The research examined 900 "key phrases" across 40,000 car dealership website visits used by 25,000 individuals.

Other findings in the Irish Auto trade industry included:

  • A 96% decline in searches for used cars, from 541,790 in March 2019 to 23,310 in March 2020.
  • A 85% decrease in model-specific searches for example "Toyota Corolla" compared with 2019.
  • Car finance searches have contracted by 45%.
  • The visitor to enquiry rate fell by 30% throughout the month of March 2020.

Dmac media also reported that the number of people searching for specific brands such as "Toyota" reduced by 25% compared to 2019.

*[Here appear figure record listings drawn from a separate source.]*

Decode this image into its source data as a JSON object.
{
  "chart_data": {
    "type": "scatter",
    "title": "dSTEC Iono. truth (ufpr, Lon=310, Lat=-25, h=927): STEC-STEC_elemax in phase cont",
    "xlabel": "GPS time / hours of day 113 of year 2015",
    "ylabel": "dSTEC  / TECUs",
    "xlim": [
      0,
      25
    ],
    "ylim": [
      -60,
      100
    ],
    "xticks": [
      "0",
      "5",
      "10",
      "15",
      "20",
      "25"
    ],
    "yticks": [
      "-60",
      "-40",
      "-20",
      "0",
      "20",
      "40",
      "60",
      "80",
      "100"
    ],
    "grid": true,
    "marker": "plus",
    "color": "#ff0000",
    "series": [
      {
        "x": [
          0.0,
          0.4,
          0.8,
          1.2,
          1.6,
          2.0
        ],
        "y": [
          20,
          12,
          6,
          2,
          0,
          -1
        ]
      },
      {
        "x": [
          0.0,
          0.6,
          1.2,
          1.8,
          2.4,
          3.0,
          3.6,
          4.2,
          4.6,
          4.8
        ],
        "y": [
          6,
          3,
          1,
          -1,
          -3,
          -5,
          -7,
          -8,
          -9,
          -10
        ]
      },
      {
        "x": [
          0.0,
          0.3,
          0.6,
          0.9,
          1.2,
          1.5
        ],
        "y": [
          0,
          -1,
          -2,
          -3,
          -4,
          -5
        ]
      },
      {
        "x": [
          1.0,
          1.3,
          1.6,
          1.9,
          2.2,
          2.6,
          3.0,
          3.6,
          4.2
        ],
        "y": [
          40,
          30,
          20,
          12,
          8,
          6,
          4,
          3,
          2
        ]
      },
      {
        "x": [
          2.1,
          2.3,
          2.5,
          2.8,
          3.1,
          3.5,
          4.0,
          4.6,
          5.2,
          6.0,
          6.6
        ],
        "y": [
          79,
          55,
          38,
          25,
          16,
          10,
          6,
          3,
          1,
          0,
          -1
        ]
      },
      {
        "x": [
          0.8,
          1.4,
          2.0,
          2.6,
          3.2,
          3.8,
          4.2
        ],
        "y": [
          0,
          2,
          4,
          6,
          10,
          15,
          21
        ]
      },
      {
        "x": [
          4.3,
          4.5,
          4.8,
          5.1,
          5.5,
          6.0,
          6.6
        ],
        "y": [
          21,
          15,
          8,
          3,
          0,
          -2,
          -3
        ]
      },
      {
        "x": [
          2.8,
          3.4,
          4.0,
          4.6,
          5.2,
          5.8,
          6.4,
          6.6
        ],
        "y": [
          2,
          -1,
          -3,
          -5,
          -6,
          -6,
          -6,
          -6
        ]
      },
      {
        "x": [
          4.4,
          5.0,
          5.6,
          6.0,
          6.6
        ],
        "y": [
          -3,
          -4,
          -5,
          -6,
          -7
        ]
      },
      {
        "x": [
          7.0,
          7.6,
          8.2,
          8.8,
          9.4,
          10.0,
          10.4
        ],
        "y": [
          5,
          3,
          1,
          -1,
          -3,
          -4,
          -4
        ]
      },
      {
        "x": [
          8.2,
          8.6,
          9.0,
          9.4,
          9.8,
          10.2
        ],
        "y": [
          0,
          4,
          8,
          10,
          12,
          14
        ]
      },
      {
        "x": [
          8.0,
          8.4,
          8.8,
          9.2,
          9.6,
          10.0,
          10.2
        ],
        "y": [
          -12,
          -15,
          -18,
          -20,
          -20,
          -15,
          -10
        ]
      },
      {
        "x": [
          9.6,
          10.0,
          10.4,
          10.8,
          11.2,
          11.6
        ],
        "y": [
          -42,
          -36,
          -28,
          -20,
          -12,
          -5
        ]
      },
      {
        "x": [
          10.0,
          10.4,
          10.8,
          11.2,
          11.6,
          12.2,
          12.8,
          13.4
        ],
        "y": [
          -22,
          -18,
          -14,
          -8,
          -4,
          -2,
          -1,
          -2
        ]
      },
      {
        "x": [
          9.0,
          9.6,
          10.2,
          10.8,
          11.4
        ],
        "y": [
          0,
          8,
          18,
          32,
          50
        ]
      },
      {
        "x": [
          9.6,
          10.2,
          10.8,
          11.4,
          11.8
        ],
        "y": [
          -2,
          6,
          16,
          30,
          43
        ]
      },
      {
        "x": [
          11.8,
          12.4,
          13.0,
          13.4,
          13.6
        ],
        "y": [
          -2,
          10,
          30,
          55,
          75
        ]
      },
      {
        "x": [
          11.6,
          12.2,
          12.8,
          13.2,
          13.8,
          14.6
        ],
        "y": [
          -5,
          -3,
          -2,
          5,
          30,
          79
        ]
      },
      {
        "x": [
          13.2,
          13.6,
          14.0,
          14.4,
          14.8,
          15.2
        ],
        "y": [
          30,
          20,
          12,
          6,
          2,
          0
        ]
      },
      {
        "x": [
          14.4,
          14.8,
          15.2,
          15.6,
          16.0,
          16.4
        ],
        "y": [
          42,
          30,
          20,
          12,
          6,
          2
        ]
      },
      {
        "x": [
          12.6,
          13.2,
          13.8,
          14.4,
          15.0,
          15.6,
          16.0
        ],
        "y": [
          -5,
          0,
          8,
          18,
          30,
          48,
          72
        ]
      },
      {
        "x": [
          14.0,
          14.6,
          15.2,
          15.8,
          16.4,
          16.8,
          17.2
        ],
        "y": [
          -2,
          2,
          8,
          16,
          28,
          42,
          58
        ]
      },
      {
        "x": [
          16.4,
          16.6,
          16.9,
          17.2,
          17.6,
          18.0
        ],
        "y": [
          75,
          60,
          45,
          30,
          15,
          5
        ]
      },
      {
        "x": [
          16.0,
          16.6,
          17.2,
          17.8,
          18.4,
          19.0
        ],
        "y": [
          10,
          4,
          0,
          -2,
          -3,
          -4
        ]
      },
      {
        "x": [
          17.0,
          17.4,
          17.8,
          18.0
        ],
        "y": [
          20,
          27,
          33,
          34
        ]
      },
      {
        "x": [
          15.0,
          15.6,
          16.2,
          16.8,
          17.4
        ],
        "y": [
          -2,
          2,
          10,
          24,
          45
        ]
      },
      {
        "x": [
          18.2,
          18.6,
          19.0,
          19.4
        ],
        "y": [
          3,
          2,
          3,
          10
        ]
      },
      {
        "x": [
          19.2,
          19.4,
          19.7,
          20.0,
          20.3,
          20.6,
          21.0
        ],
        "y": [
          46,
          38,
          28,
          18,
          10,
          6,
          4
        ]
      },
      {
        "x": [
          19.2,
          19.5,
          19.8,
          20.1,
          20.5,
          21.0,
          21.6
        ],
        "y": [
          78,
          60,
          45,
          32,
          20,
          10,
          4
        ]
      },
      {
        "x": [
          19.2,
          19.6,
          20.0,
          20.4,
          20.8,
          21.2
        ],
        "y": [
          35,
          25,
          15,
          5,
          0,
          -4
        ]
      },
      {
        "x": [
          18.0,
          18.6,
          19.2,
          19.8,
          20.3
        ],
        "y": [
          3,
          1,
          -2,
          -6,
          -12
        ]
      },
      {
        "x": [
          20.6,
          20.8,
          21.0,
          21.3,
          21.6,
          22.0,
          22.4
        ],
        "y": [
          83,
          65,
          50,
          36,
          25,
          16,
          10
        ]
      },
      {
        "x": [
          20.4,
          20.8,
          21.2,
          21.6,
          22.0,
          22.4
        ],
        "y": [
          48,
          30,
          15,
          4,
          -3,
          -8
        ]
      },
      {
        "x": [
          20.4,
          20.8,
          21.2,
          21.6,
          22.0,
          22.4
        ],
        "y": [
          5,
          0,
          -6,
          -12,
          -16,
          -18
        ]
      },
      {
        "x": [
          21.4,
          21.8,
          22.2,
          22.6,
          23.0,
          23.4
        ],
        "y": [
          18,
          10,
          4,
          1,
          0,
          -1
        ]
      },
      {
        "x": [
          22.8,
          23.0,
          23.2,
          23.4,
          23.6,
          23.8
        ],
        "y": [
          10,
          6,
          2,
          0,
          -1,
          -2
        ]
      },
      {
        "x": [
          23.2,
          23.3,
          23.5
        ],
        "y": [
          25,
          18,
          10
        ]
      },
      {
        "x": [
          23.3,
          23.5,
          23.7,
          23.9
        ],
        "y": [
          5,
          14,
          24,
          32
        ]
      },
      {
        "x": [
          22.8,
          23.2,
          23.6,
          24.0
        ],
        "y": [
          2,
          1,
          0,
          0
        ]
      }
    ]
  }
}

Finance applications processed by websites declined by 61% versus 2019 while search interest levels in three of the top-10 selling models in January 2020 reached their lowest levels since 2011.


Enquiries from car dealer websites declined by 61% compared to the same period last year and preliminary research showed that industry searches are set to contract by at least a further 24% in April.

Speaking about the research findings, Dave McEvoy, Managing Director of Dmac Media said: “There is no doubt that Irish Auto Trade is suffering right now. Consumer interest has all but disappeared."

Mr McEvoy said that any recovery in car sales will be "evident online" before it is seen in dealerships. He said with "confidence in online shopping at an all-time high" online purchasing behaviour will continue its current trends and that the recovery in 2021 will be led by those who "built on the principles of the digital-dealership."

He said that the Irish auto industry has profited from the growing digital sales and that the "digital footprint" is "an excellent place to track changes" within the sector. He said this information from online activity can help determine in the future purchasing decisions for the Irish car sales industry.